D’altra parte, la censura del Dragone non colpisce solo Google. Il “Grande Firewall” cinese ferma ogni contenuto politicamente sgradito, perciò nella Repubblica Popolare è bloccato anche l’accesso a Twitter, Facebook e YouTube, oltre che a molti siti d’informazione (compreso quello del New York Times). In questo mercato a concorrenza zero hanno prosperato giganti locali come il motore di ricerca Baidu e il servizio di video hosting Youkou, che negli ultimi anni sono cresciuti indisturbati.

LE RICHIESTE DI PECHINO E IL SILENZIO DI GOOGLE

Oggi le autorità cinesi vedono con favore il ritorno di Big G, ma non intendono fare sconti sulla censura. Due settimane fa il Quotidiano del Popolo, organo del Partito Comunista Cinese, ha scritto che “Google è benvenuta, ma deve rispettare quanto previsto dalla legge”. Cioè deve oscurare i contenuti sgraditi a Pechino.

Lo stesso articolo del quotidiano di regime sottolinea che, durante l’assenza di Google, il numero di utenti cinesi online è più che raddoppiato, passando da 300 a 700 milioni. Si tratta del mercato con il tasso di crescita più alto al mondo e non sorprende che il colosso californiano voglia tornarci. Il punto è che la strategia scelta non è delle più trasparenti.

Stando a The Intercept, la testata online che ha rivelato il piano di Google, gran parte dei dipendenti del gruppo non ha accesso ai documenti relativi al progetto Dragonfly: “C’è un silenzio radio totale che rende la gente scontenta e spaventata”, racconta un dipendente.

IL PRECEDENTE DEL “PROGETTO MAVEN”

Non è la prima volta che Google si ritrova ad affrontare malumori interni.

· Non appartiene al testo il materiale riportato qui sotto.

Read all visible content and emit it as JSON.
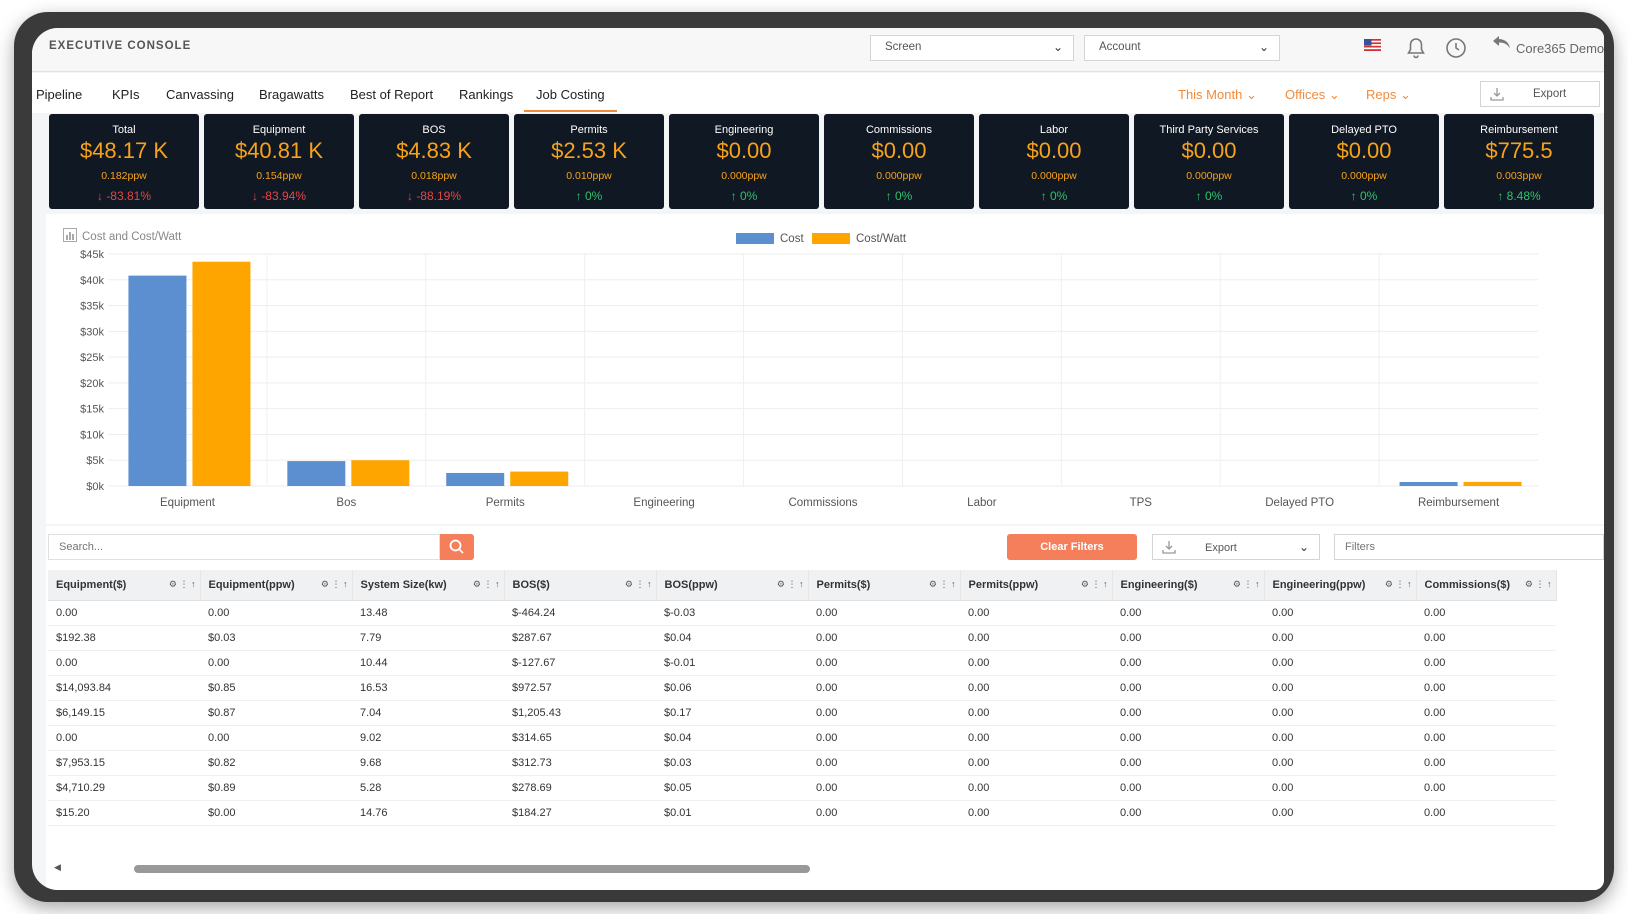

Qualche mese fa, in relazione a un contratto siglato con il Pentagono (il progetto Maven), migliaia di lavoratori del gruppo firmarono una petizione per chiedere di “restare fuori dal business della guerra”. Dopo questa protesta, lo scorso giugno il gigante informatico ha scelto di non rinnovare l’accordo, garantendo che i suoi prodotti nel settore dell’intelligenza artificiale non saranno mai impiegati per costruire armi. Ma la costruzione del consenso al regime cinese, a quanto pare, è un’altra storia.